DipIFR Syllabus D. Preparation of external financial reports - Group Income Statement - Notes 13 / 14
Group Income Statement
Rule 1 - Add Across 100%
Like with the SFP, P and S are both added together.
All the items from revenue down to Profit after tax;
Except for:
1) Dividends from Subsidiaries
2) Dividends from Associates
Rule 2 - NCI
This is an extra line added into the consolidated income statement at the end.
It is calculated as NCI% x S’s PAT.
The reason for this is because we add across all of S (see rule 1) even if we only own 80% of S.
We therefore owe NCI 20% of this which we show at the bottom of the income statement.
Rule 3 - Associates
Simply show one line (so never add across an associate).
The line is called “Share in Associates’ Profit after tax”.
Rule 4 - Depreciation from the Equity table working
Remember this working from when we looked at group SFP’s?
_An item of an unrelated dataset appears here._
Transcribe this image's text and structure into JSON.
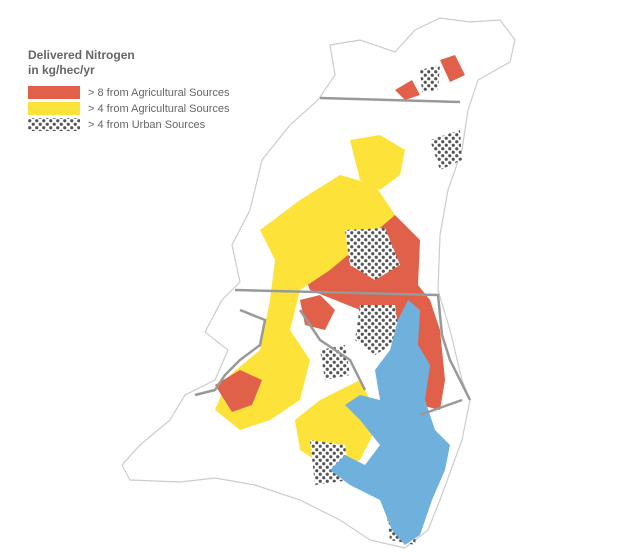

Now | At Acquisition | Post Acquisition | |
Share Capital | 100 | 100 | 0 |
Share Premium | 50 | 50 | 0 |
Retained Earnings | 430 | 250 | 180 |
PPE | 40 | 50 | -10 |
Total | 620 | 450 | 170 |
The -10 from the FV adjustment is a group adjustment. So needs to be altered on the group income statement. It represents depreciation, so simply put it to admin expenses (or wherever the examiner tells you), be careful though to only put in THE CURRENT YEAR depreciation charge.
Rule 5 - Time Apportioning
This isn’t difficult but can be awkward/tricky. Basically all you need to remember is the group only shows POST -ACQUISITION profits. i.e. Profits made SINCE we bought the sub or associate.
If the sub or associate was bought many years ago this is not a problem in this year’s income statement as it has been a sub or assoc. all year.
The problem arises when we acquire the sub or the associate mid year. Just remember to only add across profits made after acquisition. The same applies to NCI (as after all this just a share of S’s PAT).
For example if our year end is 31/12 and we buy the sub or assoc. on 31/3. We only add across 9/12 of the subs figures and NCI is % x S’s PAT x 9/12.
One final point to remember here is adjustments such as unrealised profits / depreciation on FV adjustments are entirely post - acquisition and so are NEVER time apportioned.
Rule 6 - Unrealised Profit
You will remember this table I hope
The idea of what we need to do | How we do it on the SFP |
Reduce Profit of Seller | Reduce SELLERS Retained Earnings |
Reduce Inventory | Reduce BUYERS Inventory |
Well the idea stays the same - it’s just how we alter the accounts that changes, because this is an income statement after all and not an SFP. So the table you need to remember becomes:
The idea of what we need to do | How we do it on the SOCI |
Reduce Profit of Seller | Increase SELLERS Cost of Sales |
Reduce Inventory | No adjustment required |
Notice how we do not need to make an adjustment to reduce the value of inventory. This is because we have increased cost of sales (to reduce profits), but we do this by actually reducing the value of the closing stock.